Does it look as though I am on the right track though??
I tried exactly what I had done with the above & got my answer to be: 190.2pm's & was still wrong!!
Could you please guide me as to what I should be doing? I only have 2more attempts left at the question.
I ran out of attempts but I still would like some help trying to figure out how to do this question properly, please.
I did manage to get as far as the 380.5pm's. I guess where I did go wrong is that I missed carrying it further than that. I missed the 380.5*sqrt 2=538.1pm's & then the remainder of the answer.
Thank you very much.

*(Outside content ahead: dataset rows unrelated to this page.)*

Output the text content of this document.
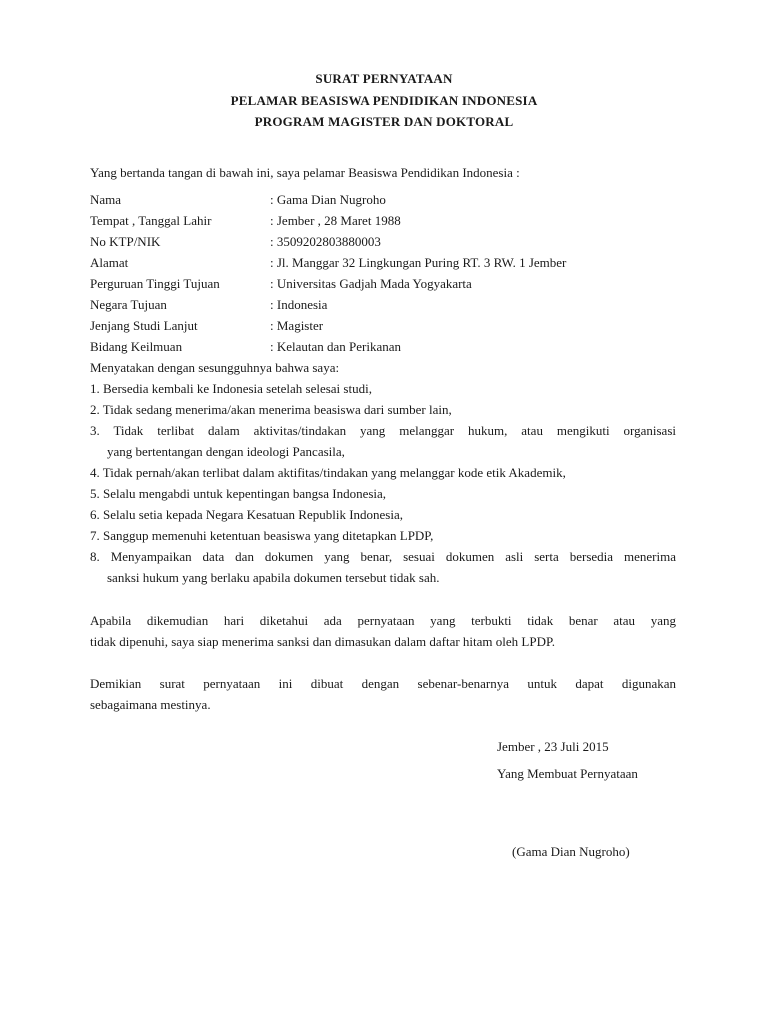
SURAT PERNYATAAN
PELAMAR BEASISWA PENDIDIKAN INDONESIA
PROGRAM MAGISTER DAN DOKTORAL
Yang bertanda tangan di bawah ini, saya pelamar Beasiswa Pendidikan Indonesia :
Nama	: Gama Dian Nugroho
Tempat , Tanggal Lahir	: Jember , 28 Maret 1988
No KTP/NIK	: 3509202803880003
Alamat	: Jl. Manggar 32 Lingkungan Puring RT. 3 RW. 1 Jember
Perguruan Tinggi Tujuan	: Universitas Gadjah Mada Yogyakarta
Negara Tujuan	: Indonesia
Jenjang Studi Lanjut	: Magister
Bidang Keilmuan	: Kelautan dan Perikanan
Menyatakan dengan sesungguhnya bahwa saya:
1. Bersedia kembali ke Indonesia setelah selesai studi,
2. Tidak sedang menerima/akan menerima beasiswa dari sumber lain,
3. Tidak terlibat dalam aktivitas/tindakan yang melanggar hukum, atau mengikuti organisasi
yang bertentangan dengan ideologi Pancasila,
4. Tidak pernah/akan terlibat dalam aktifitas/tindakan yang melanggar kode etik Akademik,
5. Selalu mengabdi untuk kepentingan bangsa Indonesia,
6. Selalu setia kepada Negara Kesatuan Republik Indonesia,
7. Sanggup memenuhi ketentuan beasiswa yang ditetapkan LPDP,
8. Menyampaikan data dan dokumen yang benar, sesuai dokumen asli serta bersedia menerima
sanksi hukum yang berlaku apabila dokumen tersebut tidak sah.
Apabila dikemudian hari diketahui ada pernyataan yang terbukti tidak benar atau yang
tidak dipenuhi, saya siap menerima sanksi dan dimasukan dalam daftar hitam oleh LPDP.
Demikian surat pernyataan ini dibuat dengan sebenar-benarnya untuk dapat digunakan
sebagaimana mestinya.
Jember , 23 Juli 2015
Yang Membuat Pernyataan
(Gama Dian Nugroho)
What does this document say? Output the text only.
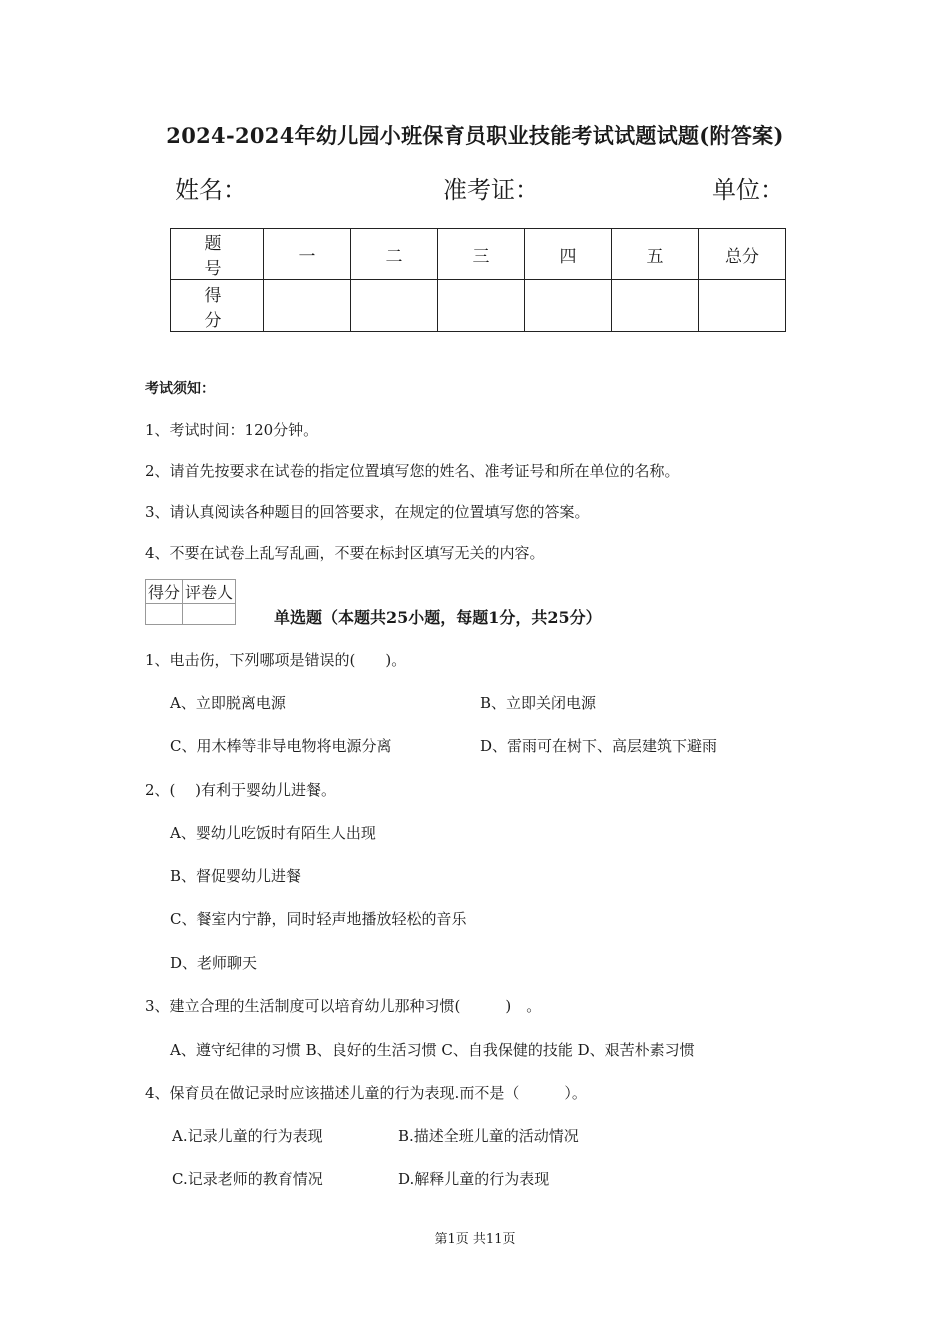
2024-2024年幼儿园小班保育员职业技能考试试题试题(附答案)
姓名：	准考证：	单位：
题　号	一	二	三	四	五	总分
得　分						
考试须知：
1、考试时间：120分钟。
2、请首先按要求在试卷的指定位置填写您的姓名、准考证号和所在单位的名称。
3、请认真阅读各种题目的回答要求，在规定的位置填写您的答案。
4、不要在试卷上乱写乱画，不要在标封区填写无关的内容。
得分	评卷人

单选题（本题共25小题，每题1分，共25分）
1、电击伤，下列哪项是错误的(　　)。
A、立即脱离电源	B、立即关闭电源
C、用木棒等非导电物将电源分离	D、雷雨可在树下、高层建筑下避雨
2、(　 )有利于婴幼儿进餐。
A、婴幼儿吃饭时有陌生人出现
B、督促婴幼儿进餐
C、餐室内宁静，同时轻声地播放轻松的音乐
D、老师聊天
3、建立合理的生活制度可以培育幼儿那种习惯(　　　)　。
A、遵守纪律的习惯 B、良好的生活习惯 C、自我保健的技能 D、艰苦朴素习惯
4、保育员在做记录时应该描述儿童的行为表现.而不是（　　　）。
A.记录儿童的行为表现	B.描述全班儿童的活动情况
C.记录老师的教育情况	D.解释儿童的行为表现
第1页 共11页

It's good to know that I was getting the handle of it, aside from the last part, at least.
To calculate the radius of a rhodium atom, you need to follow the correct steps in the calculation. Let's break down the correct approach:
Step 1: Determine the volume of the unit cell.
For a face-centered cubic (FCC) structure, there are 4 atoms in the unit cell. The volume of an FCC unit cell can be calculated by dividing the molecular weight by the density and then multiplying by Avogadro's number:
Volume of the unit cell = (atomic mass of rhodium / density of rhodium) x Avogadro's number
Step 2: Calculate the volume occupied by each atom.
Since there are 4 atoms in the unit cell, the volume occupied by each atom is one-quarter of the total unit cell volume. Divide the volume of the unit cell by 4.
Volume occupied by each atom = Volume of the unit cell / 4
Step 3: Determine the radius of each atom.
The volume occupied by each atom in the unit cell is equal to the volume of a sphere with a radius, so you need to calculate the radius of each atom.
Radius = (3 * Volume occupied by each atom / (4 * π))^⅓
Now, let's apply these steps to the calculation:
Step 1: Calculate the volume of the unit cell:
Volume of the unit cell = (atomic mass of rhodium / density of rhodium) x Avogadro's number
= (102.91 g/mol / 12.41 g/cc) x (6.022 x 10^23 atoms/mol)
≈ 5.001 x 10^-23 cc
Step 2: Calculate the volume occupied by each atom:
Volume occupied by each atom = Volume of the unit cell / 4
= 5.001 x 10^-23 cc / 4
= 1.250 x 10^-23 cc
Step 3: Determine the radius of each atom:
Radius = (3 * Volume occupied by each atom / (4 * π))^⅓
= (3 * 1.250 x 10^-23 cc / (4 * π))^⅓
≈ 1.775 x 10^-8 cm
Finally, convert the radius to picometers:
Radius = 1.775 x 10^-8 cm * (1 x 10^10 pm / 1 cm)
≈ 177.5 pm
Therefore, the radius of a rhodium atom is approximately 177.5 picometers (pm).